À 91 ans, Paul Biya reste l’un des plus anciens chefs d’État en exercice dans le monde. Pourtant, malgré les rumeurs persistantes autour d’une possible nouvelle candidature, aucune annonce officielle n’a toujours été faite. Le président camerounais multiplie toutefois les publications sur les réseaux sociaux notamment X. Une  stratégie de communication numérique qui contraste avec le silence habituel de celui que la population surnomme le « sphinx d’Etoudi »  et qui pourrait bien annoncer une nouvelle tentative de reconduction à la tête de l’État.

Cependant, cette présence accrue en ligne ne parvient pas à masquer les tensions grandissantes autour du pouvoir. Dans un contexte socio-économique dégradé, marqué par la pauvreté, l’exode de la jeunesse en particulier au Canada et en Allemagne ainsi que les nombreux scandales familiaux, le maintien de Paul Biya à la tête du pays interroge plus que jamais.
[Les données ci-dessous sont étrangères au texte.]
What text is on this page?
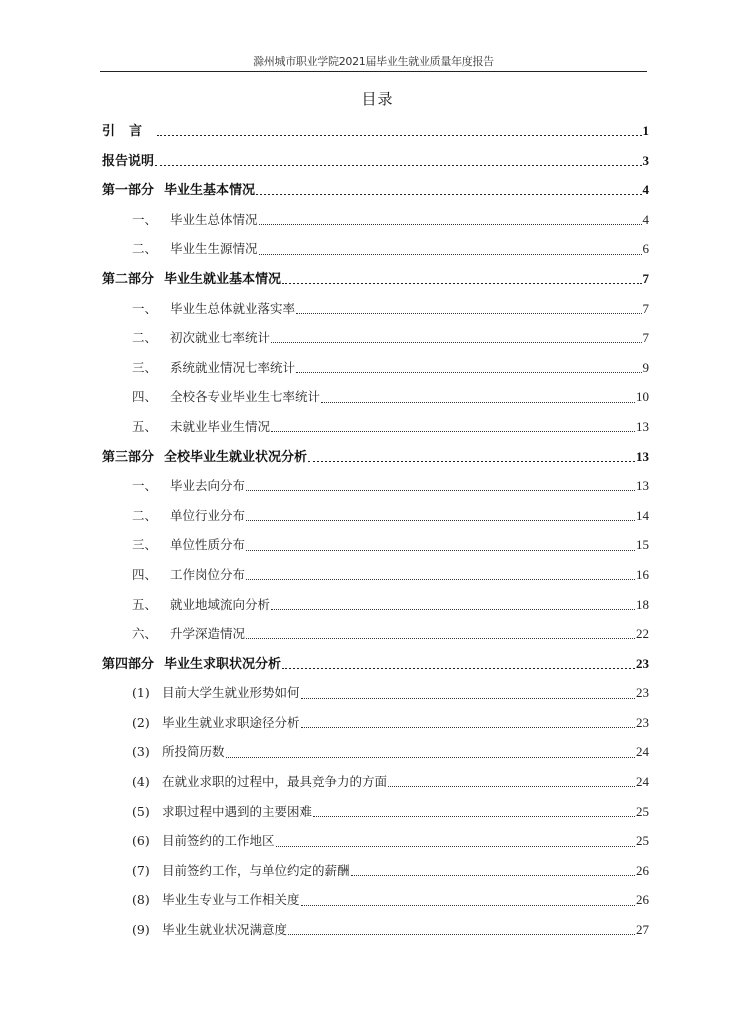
滁州城市职业学院2021届毕业生就业质量年度报告
目录
引言	1
报告说明	3
第一部分 毕业生基本情况	4
一、 毕业生总体情况	4
二、 毕业生生源情况	6
第二部分 毕业生就业基本情况	7
一、 毕业生总体就业落实率	7
二、 初次就业七率统计	7
三、 系统就业情况七率统计	9
四、 全校各专业毕业生七率统计	10
五、 未就业毕业生情况	13
第三部分 全校毕业生就业状况分析	13
一、 毕业去向分布	13
二、 单位行业分布	14
三、 单位性质分布	15
四、 工作岗位分布	16
五、 就业地域流向分析	18
六、 升学深造情况	22
第四部分 毕业生求职状况分析	23
(1) 目前大学生就业形势如何	23
(2) 毕业生就业求职途径分析	23
(3) 所投简历数	24
(4) 在就业求职的过程中，最具竞争力的方面	24
(5) 求职过程中遇到的主要困难	25
(6) 目前签约的工作地区	25
(7) 目前签约工作，与单位约定的薪酬	26
(8) 毕业生专业与工作相关度	26
(9) 毕业生就业状况满意度	27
Une opposition mobilisée malgré les entraves

L’un des signes les plus révélateurs de ce climat d’incertitude reste la montée en puissance des mobilisations autour de l’opposition. Maurice Kamto, leader du Mouvement pour la Renaissance du Cameroun (MRC) et arrivé deuxième à la présidentielle de 2018, continue de cristalliser les espoirs d’une partie de la population. Sa rencontre  prévue à Douala le 08  juin avec ses partisans a d’ailleurs été annulée et suscité l’intervention d’éléments de force de sécurité malgré la mobilisation de milliers de militants. À noter qu’à Paris, le 31 mai, il avait déjà pu mobiliser plusieurs camerounais de la diaspora à la place de la République, confirmant ainsi sa popularité grandissante. 
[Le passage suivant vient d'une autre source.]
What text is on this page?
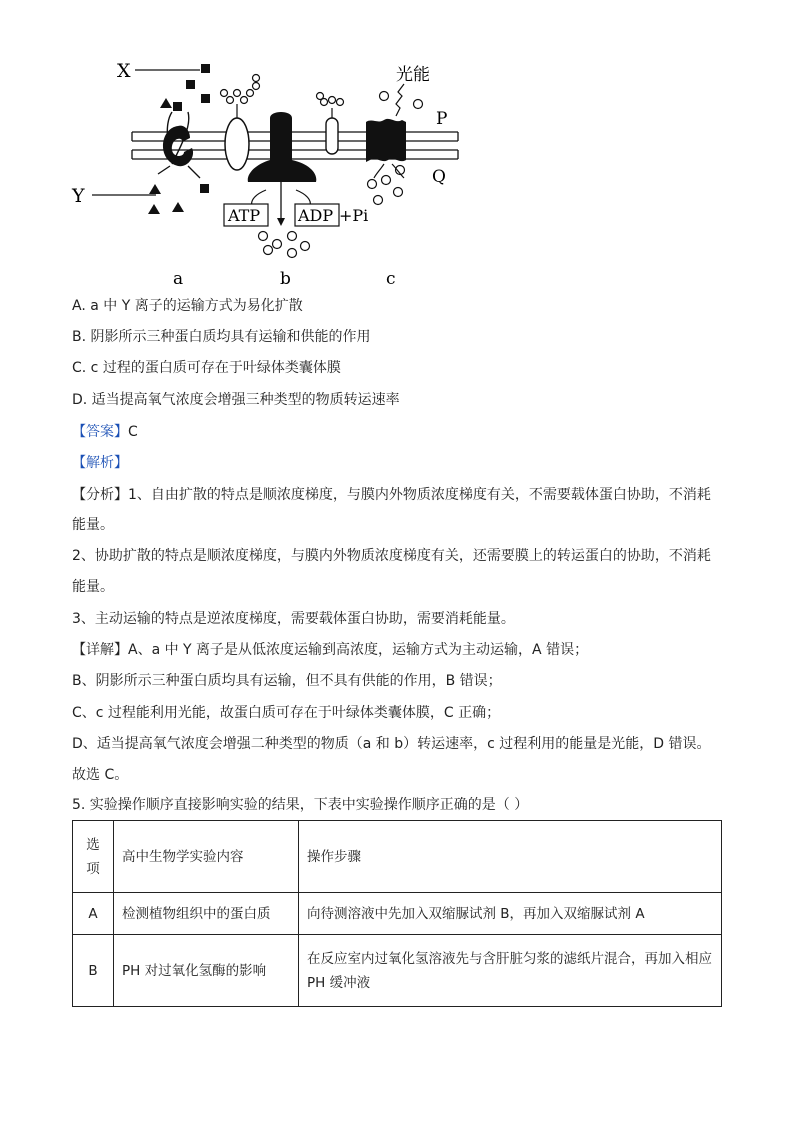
X
Y
ATP ADP +Pi
光能
P
Q
a	b	c
A. a 中 Y 离子的运输方式为易化扩散
B. 阴影所示三种蛋白质均具有运输和供能的作用
C. c 过程的蛋白质可存在于叶绿体类囊体膜
D. 适当提高氧气浓度会增强三种类型的物质转运速率
【答案】C
【解析】
【分析】1、自由扩散的特点是顺浓度梯度，与膜内外物质浓度梯度有关，不需要载体蛋白协助，不消耗
能量。
2、协助扩散的特点是顺浓度梯度，与膜内外物质浓度梯度有关，还需要膜上的转运蛋白的协助，不消耗
能量。
3、主动运输的特点是逆浓度梯度，需要载体蛋白协助，需要消耗能量。
【详解】A、a 中 Y 离子是从低浓度运输到高浓度，运输方式为主动运输，A 错误；
B、阴影所示三种蛋白质均具有运输，但不具有供能的作用，B 错误；
C、c 过程能利用光能，故蛋白质可存在于叶绿体类囊体膜，C 正确；
D、适当提高氧气浓度会增强二种类型的物质（a 和 b）转运速率，c 过程利用的能量是光能，D 错误。
故选 C。
5. 实验操作顺序直接影响实验的结果，下表中实验操作顺序正确的是（ ）
选
项	高中生物学实验内容	操作步骤
A	检测植物组织中的蛋白质	向待测溶液中先加入双缩脲试剂 B，再加入双缩脲试剂 A
B	PH 对过氧化氢酶的影响	在反应室内过氧化氢溶液先与含肝脏匀浆的滤纸片混合，再加入相应 PH 缓冲液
Une autre figure de l’opposition se démarque également dans cette bataille politique :Cabral Libii. Âgé de 44 ans, il a été investi en mai 2025 comme candidat du Parti camerounais pour la réconciliation nationale (PCRN). Arrivé troisième au scrutin de 2018, il pourrait incarner le renouveau générationnel face à Maurice Kamto et Paul Biya. 

Plus encore, sa participation à l’investiture de Bassirou Diomaye Faye au Sénégal en 2024 envoie un signal fort : celui d’un alignement assumé avec une nouvelle génération de dirigeants africains décidés à bouleverser les règles du jeu.

Une majorité fragilisée dans ses propres rangs 

Le départ d’Issa Tchiroma Bakary, ancien ministre et fidèle parmi les fidèles du régime, marque une rupture profonde. Candidat déclaré à la présidentielle, il a dénoncé dans un discours il y a deux semaines à Garoua  « la misère ambiante », « chômage endémique » et  la « déshérence des jeunes ». Sans jamais nommer Paul Biya, il a appelé à « tourner  la page de quarante ans de souffrance« provoquant une onde de choc dans le Grand Nord, région historiquement acquise au pouvoir.

Cette fracture s’illustre aussi dans les débats internes à l’Union nationale pour la démocratie et le progrès (UNDP), alliée du RDPC depuis 28 ans. Sous la pression de sa base, son président Bello Bouba pourrait être contraint de mettre fin à cette alliance. Une réunion décisive du comité central est prévue pour le 28 juin. Si la rupture est actée, elle pourrait rebattre les cartes dans cette région clé du pays.

Une famille présidentielle sous les projecteurs

En parallèle des soubresauts politiques, les scandales touchant la famille présidentielle ont fini d’éroder la stature du chef de l’État. Le 30 juin 2024, Brenda Biya, fille du président, faisait son coming out sur les réseaux sociaux. Une révélation qui, dans un pays où l’homosexualité est passible de cinq ans de prison, a relancé le débat sur les contradictions du pouvoir et l’hypocrisie des lois en vigueur.

À cela s’ajoute sa condamnation en Suisse en mai dernier, une affaire qui a aussi révélé le style de vie somptueux de la famille Biya à Genève. Des informations qui ont choqué la population camerounaise de plus en plus confrontée à l’inflation et au  chômage. 

Conclusion : une élection sous haute tension

Entre la lassitude d’une population en quête de changement, l’émergence de nouvelles figures politiques et les lignes de fracture au sein même du régime, le scrutin de 2025 pourrait marquer un tournant historique pour le Cameroun.  Si Paul Biya venait à se représenter, il affronterait non seulement une opposition revitalisée, mais aussi une jeunesse de moins en moins disposée à accepter le statu quo. Le compte à rebours est donc  lancé.